No faltaron, afortunadamente, quienes recogieron los volantes, los guardaron y conservaron, intuyendo el valor que tendrían a la hora de recordar, registrar y testimoniar. Para saber y contar. Pienso que los cambios y desarrollo de las tecnologías de información y las comunicaciones hacen de estos testimonios una curiosidad, algo increíble o inimaginable, para las generaciones del siglo XXI. A la vista tengo dos libros que en buena hora han rescatado la producción de panfletos bajo dictadura: Tinta, papel, ingenio. Panfletos políticos en Chile 1973-1990, de Francisca Valdebenito (Ocho Libros, 2010); Y lo hicimos caer! Historias de agitación política y panfletos de lucha contra la dictadura, de Myriam Pinto (Ediciones Radio Universidad de Chile, 2019).
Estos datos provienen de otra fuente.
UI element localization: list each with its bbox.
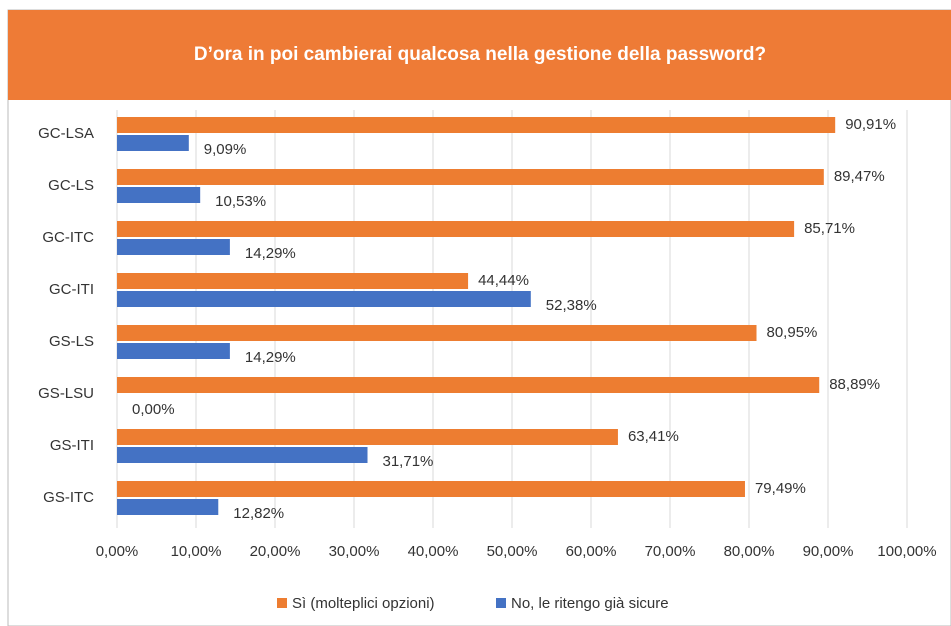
data-label: 31,71% bbox=[383, 453, 434, 470]
bar bbox=[117, 377, 820, 393]
legend-swatch bbox=[496, 598, 506, 608]
bar bbox=[117, 273, 469, 289]
y-tick-label: GS-LS bbox=[49, 333, 94, 350]
y-tick-label: GS-LSU bbox=[38, 385, 94, 402]
bar bbox=[117, 135, 189, 151]
bar bbox=[117, 481, 745, 497]
y-tick-label: GS-ITC bbox=[43, 489, 94, 506]
legend-label: No, le ritengo già sicure bbox=[511, 595, 669, 612]
data-label: 9,09% bbox=[204, 141, 247, 158]
bar bbox=[117, 221, 795, 237]
bar bbox=[117, 239, 230, 255]
legend-swatch bbox=[277, 598, 287, 608]
legend-label: Sì (molteplici opzioni) bbox=[292, 595, 435, 612]
x-tick-label: 0,00% bbox=[96, 543, 139, 560]
x-tick-label: 100,00% bbox=[877, 543, 936, 560]
data-label: 89,47% bbox=[834, 168, 885, 185]
bar bbox=[117, 429, 618, 445]
x-tick-label: 70,00% bbox=[645, 543, 696, 560]
bar bbox=[117, 343, 230, 359]
data-label: 52,38% bbox=[546, 297, 597, 314]
data-label: 0,00% bbox=[132, 401, 175, 418]
bar bbox=[117, 169, 824, 185]
chart-title: D’ora in poi cambierai qualcosa nella ge… bbox=[194, 44, 766, 65]
data-label: 12,82% bbox=[233, 505, 284, 522]
data-label: 88,89% bbox=[829, 376, 880, 393]
x-tick-label: 40,00% bbox=[408, 543, 459, 560]
data-label: 14,29% bbox=[245, 349, 296, 366]
data-label: 14,29% bbox=[245, 245, 296, 262]
x-tick-label: 50,00% bbox=[487, 543, 538, 560]
y-tick-label: GC-LS bbox=[48, 177, 94, 194]
x-tick-label: 30,00% bbox=[329, 543, 380, 560]
bar bbox=[117, 291, 531, 307]
bar bbox=[117, 325, 757, 341]
y-tick-label: GC-ITC bbox=[42, 229, 94, 246]
data-label: 10,53% bbox=[215, 193, 266, 210]
header-band bbox=[8, 10, 951, 100]
frame bbox=[7, 9, 951, 626]
data-label: 63,41% bbox=[628, 428, 679, 445]
x-tick-label: 80,00% bbox=[724, 543, 775, 560]
data-label: 90,91% bbox=[845, 116, 896, 133]
x-tick-label: 90,00% bbox=[803, 543, 854, 560]
x-tick-label: 20,00% bbox=[250, 543, 301, 560]
bar bbox=[117, 187, 201, 203]
bar bbox=[117, 117, 836, 133]
y-tick-label: GC-ITI bbox=[49, 281, 94, 298]
data-label: 44,44% bbox=[478, 272, 529, 289]
x-tick-label: 60,00% bbox=[566, 543, 617, 560]
data-label: 85,71% bbox=[804, 220, 855, 237]
y-tick-label: GS-ITI bbox=[50, 437, 94, 454]
bar bbox=[117, 447, 368, 463]
x-tick-label: 10,00% bbox=[171, 543, 222, 560]
data-label: 79,49% bbox=[755, 480, 806, 497]
bar bbox=[117, 499, 219, 515]
y-tick-label: GC-LSA bbox=[38, 125, 94, 142]
data-label: 80,95% bbox=[767, 324, 818, 341]
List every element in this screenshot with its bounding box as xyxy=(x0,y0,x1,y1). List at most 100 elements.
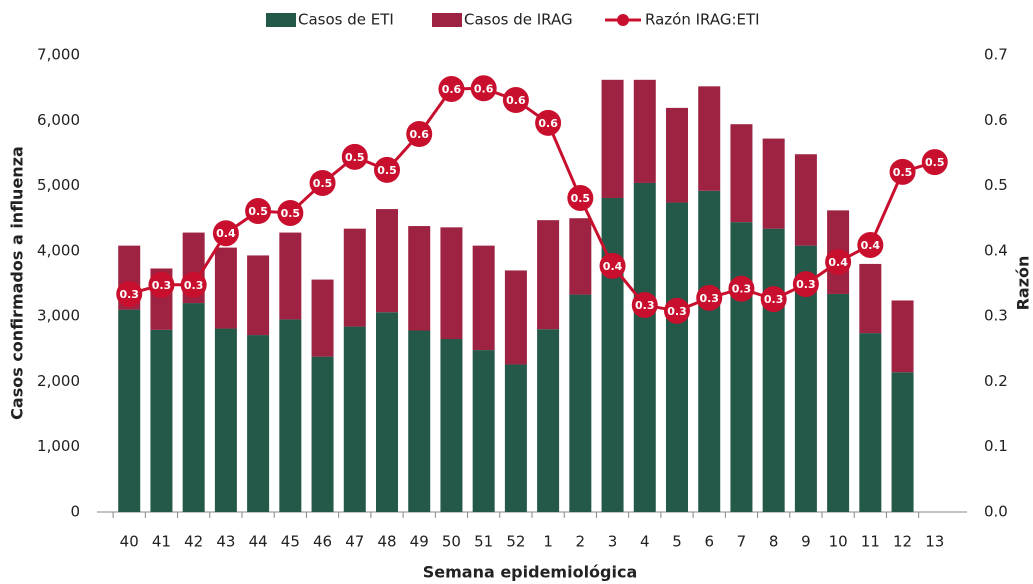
x-tick-label: 44 xyxy=(249,533,268,551)
bar-segment xyxy=(376,312,398,512)
line-marker xyxy=(116,280,143,307)
bar-segment xyxy=(859,333,882,512)
data-label: 0.6 xyxy=(538,117,558,130)
bar-segment xyxy=(118,309,141,512)
data-label: 0.5 xyxy=(925,156,945,169)
bar-segment xyxy=(214,247,237,329)
x-tick-label: 1 xyxy=(543,533,553,551)
bar-segment xyxy=(279,319,302,512)
line-marker xyxy=(470,75,497,102)
line-marker xyxy=(792,271,819,298)
line-marker xyxy=(341,143,368,170)
bar-segment xyxy=(311,279,334,357)
x-axis-title: Semana epidemiológica xyxy=(423,563,638,582)
x-tick-label: 50 xyxy=(442,533,461,551)
line-marker xyxy=(825,248,852,275)
bar-segment xyxy=(343,326,366,512)
bar-segment xyxy=(698,86,721,191)
bar-segment xyxy=(794,245,817,513)
data-label: 0.5 xyxy=(313,177,333,190)
bar-segment xyxy=(569,218,592,295)
y-tick-label: 4,000 xyxy=(37,241,80,259)
y-tick-label: 1,000 xyxy=(37,437,80,455)
data-label: 0.3 xyxy=(635,299,655,312)
x-tick-label: 47 xyxy=(345,533,364,551)
legend-swatch xyxy=(617,14,629,26)
data-label: 0.4 xyxy=(216,227,236,240)
bar-segment xyxy=(730,222,753,513)
x-tick-label: 49 xyxy=(410,533,429,551)
line-marker xyxy=(212,220,239,247)
x-tick-label: 5 xyxy=(672,533,682,551)
bar-segment xyxy=(891,300,914,373)
bar-segment xyxy=(666,202,688,512)
y-tick-label: 6,000 xyxy=(37,111,80,129)
data-label: 0.5 xyxy=(281,207,301,220)
line-marker xyxy=(245,198,272,225)
x-tick-label: 9 xyxy=(801,533,811,551)
x-tick-label: 51 xyxy=(474,533,493,551)
y-tick-label: 5,000 xyxy=(37,176,80,194)
y2-tick-label: 0.4 xyxy=(984,241,1008,259)
data-label: 0.6 xyxy=(506,94,526,107)
x-tick-label: 42 xyxy=(184,533,203,551)
bar-segment xyxy=(762,228,785,512)
line-marker xyxy=(599,252,626,279)
line-marker xyxy=(921,149,948,176)
bar-segment xyxy=(698,190,721,512)
x-tick-label: 52 xyxy=(506,533,525,551)
data-label: 0.3 xyxy=(764,293,784,306)
bar-segment xyxy=(311,356,334,512)
x-tick-label: 43 xyxy=(216,533,235,551)
data-label: 0.6 xyxy=(409,128,429,141)
data-label: 0.3 xyxy=(732,283,752,296)
bar-segment xyxy=(601,197,624,512)
x-tick-label: 6 xyxy=(704,533,714,551)
y-axis-title: Casos confirmados a influenza xyxy=(8,146,27,420)
y-tick-label: 0 xyxy=(70,503,80,521)
y2-tick-label: 0.6 xyxy=(984,111,1008,129)
y2-tick-label: 0.3 xyxy=(984,307,1008,325)
data-label: 0.3 xyxy=(184,279,204,292)
bar-segment xyxy=(794,154,817,246)
bar-segment xyxy=(472,245,495,351)
data-label: 0.3 xyxy=(796,278,816,291)
bar-segment xyxy=(730,124,753,223)
line-marker xyxy=(857,231,884,258)
bar-segment xyxy=(537,220,560,330)
x-tick-label: 10 xyxy=(829,533,848,551)
bar-segment xyxy=(891,372,914,512)
x-tick-label: 3 xyxy=(608,533,618,551)
y2-tick-label: 0.0 xyxy=(984,503,1008,521)
data-label: 0.4 xyxy=(828,256,848,269)
bar-segment xyxy=(569,294,592,512)
x-tick-label: 40 xyxy=(120,533,139,551)
bar-segment xyxy=(408,226,431,331)
data-label: 0.4 xyxy=(861,239,881,252)
bar-segment xyxy=(343,228,366,327)
line-marker xyxy=(406,120,433,147)
line-marker xyxy=(728,275,755,302)
legend-label: Razón IRAG:ETI xyxy=(645,11,760,29)
bar-segment xyxy=(762,138,785,229)
bar-segment xyxy=(633,79,656,183)
line-marker xyxy=(696,284,723,311)
data-label: 0.5 xyxy=(248,205,268,218)
line-marker xyxy=(277,199,304,226)
x-tick-label: 13 xyxy=(925,533,944,551)
y2-tick-label: 0.7 xyxy=(984,46,1008,64)
bar-segment xyxy=(150,329,173,512)
line-marker xyxy=(567,184,594,211)
legend-label: Casos de IRAG xyxy=(464,11,573,29)
bar-segment xyxy=(601,79,624,198)
data-label: 0.6 xyxy=(474,82,494,95)
bar-segment xyxy=(279,232,302,320)
bar-segment xyxy=(537,329,560,512)
x-tick-label: 7 xyxy=(737,533,747,551)
data-label: 0.3 xyxy=(119,288,139,301)
line-marker xyxy=(180,271,207,298)
line-marker xyxy=(148,271,175,298)
x-tick-label: 41 xyxy=(152,533,171,551)
legend-swatch xyxy=(432,13,462,27)
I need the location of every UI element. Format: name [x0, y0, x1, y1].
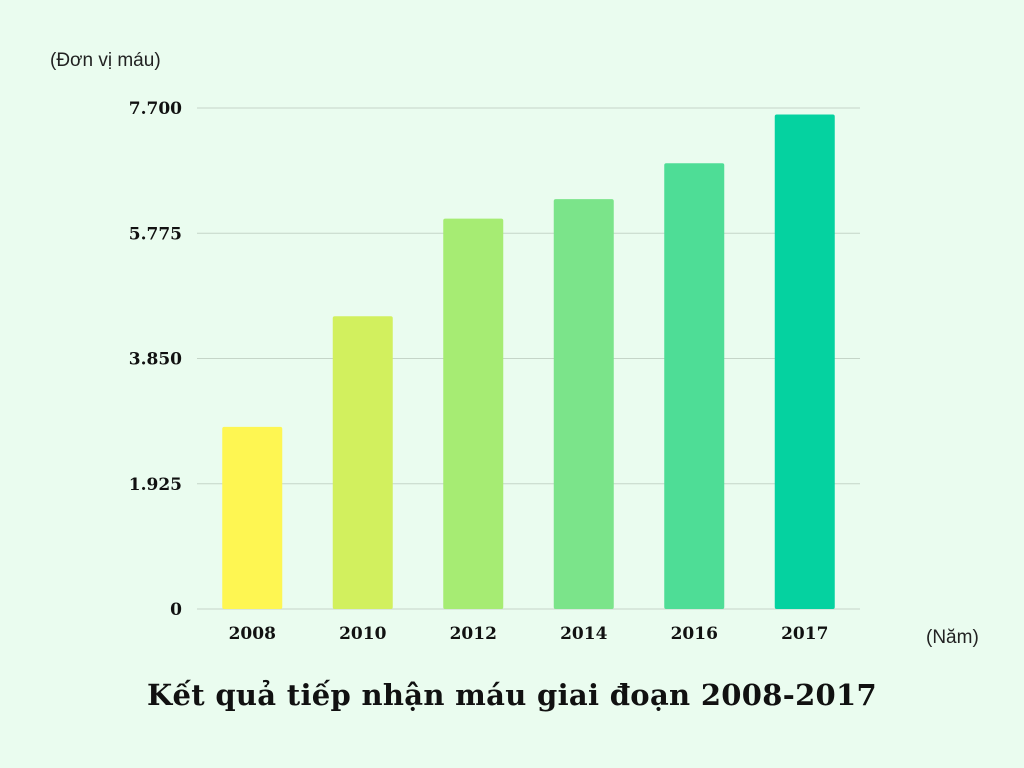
x-tick-label: 2017 [781, 624, 828, 644]
x-tick-label: 2014 [560, 624, 607, 644]
bar-2017 [774, 114, 835, 609]
x-axis-ticks: 2008 2010 2012 2014 2016 2017 [229, 624, 829, 644]
bar-2012 [443, 218, 504, 609]
y-axis-unit-label: (Đơn vị máu) [50, 50, 161, 71]
bar-2010 [332, 316, 393, 609]
gridlines [197, 107, 860, 610]
x-tick-label: 2010 [339, 624, 386, 644]
y-tick-label: 1.925 [129, 475, 182, 495]
x-tick-label: 2008 [229, 624, 276, 644]
chart-title: Kết quả tiếp nhận máu giai đoạn 2008-201… [147, 678, 877, 712]
y-tick-label: 5.775 [129, 224, 182, 244]
bars [222, 114, 835, 610]
bar-2008 [222, 426, 283, 609]
y-tick-label: 0 [170, 600, 182, 620]
x-axis-unit-label: (Năm) [926, 627, 979, 648]
x-tick-label: 2016 [671, 624, 718, 644]
y-tick-label: 7.700 [129, 99, 182, 119]
x-tick-label: 2012 [450, 624, 497, 644]
bar-2016 [664, 163, 725, 610]
bar-2014 [553, 199, 614, 609]
y-axis-ticks: 0 1.925 3.850 5.775 7.700 [129, 99, 182, 620]
y-tick-label: 3.850 [129, 350, 182, 370]
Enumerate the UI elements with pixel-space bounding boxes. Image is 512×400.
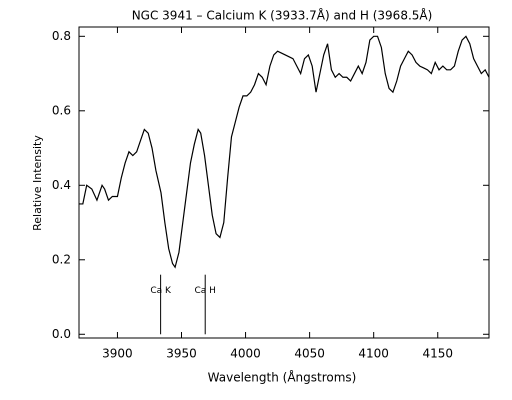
x-tick-label: 4000 [230,347,261,361]
annotation-label: Ca H [194,286,215,296]
y-axis-label: Relative Intensity [31,135,44,231]
y-tick-label: 0.4 [52,178,71,192]
x-tick-label: 3900 [102,347,133,361]
x-tick-label: 4100 [358,347,389,361]
y-tick-label: 0.8 [52,29,71,43]
x-tick-label: 3950 [166,347,197,361]
chart-title: NGC 3941 – Calcium K (3933.7Å) and H (39… [132,8,433,23]
x-tick-label: 4050 [294,347,325,361]
y-tick-label: 0.0 [52,327,71,341]
x-tick-label: 4150 [422,347,453,361]
plot-frame [78,26,490,339]
spectrum-line [79,35,490,269]
x-axis-label: Wavelength (Ångstroms) [208,370,357,385]
y-tick-label: 0.6 [52,103,71,117]
y-tick-label: 0.2 [52,252,71,266]
annotation-label: Ca K [150,286,172,296]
En ambos hay un rescate patrimonial de estos artefactos culturales (aparentemente desechables, de existencia efímera y conservación riesgosa) que, reunidos, adquieren un prestigio y un valor que había sido inadvertido, connotando un ánimo de resistencia y participación en la precariedad que, además del discurso explícito de las consignas o la imagen, son un discurso en sí mismos, tanto por su origen y producción como por su forma de distribución callejera. En ambos libros hay un énfasis comprensible en los volantes hechos en torno al plebiscito de 1988, donde el Sí y el No se disputaron también en las veredas con volantes gobiernistas y el panfleteo muchas veces espontáneo de quienes se expresaron para terminar con la dictadura.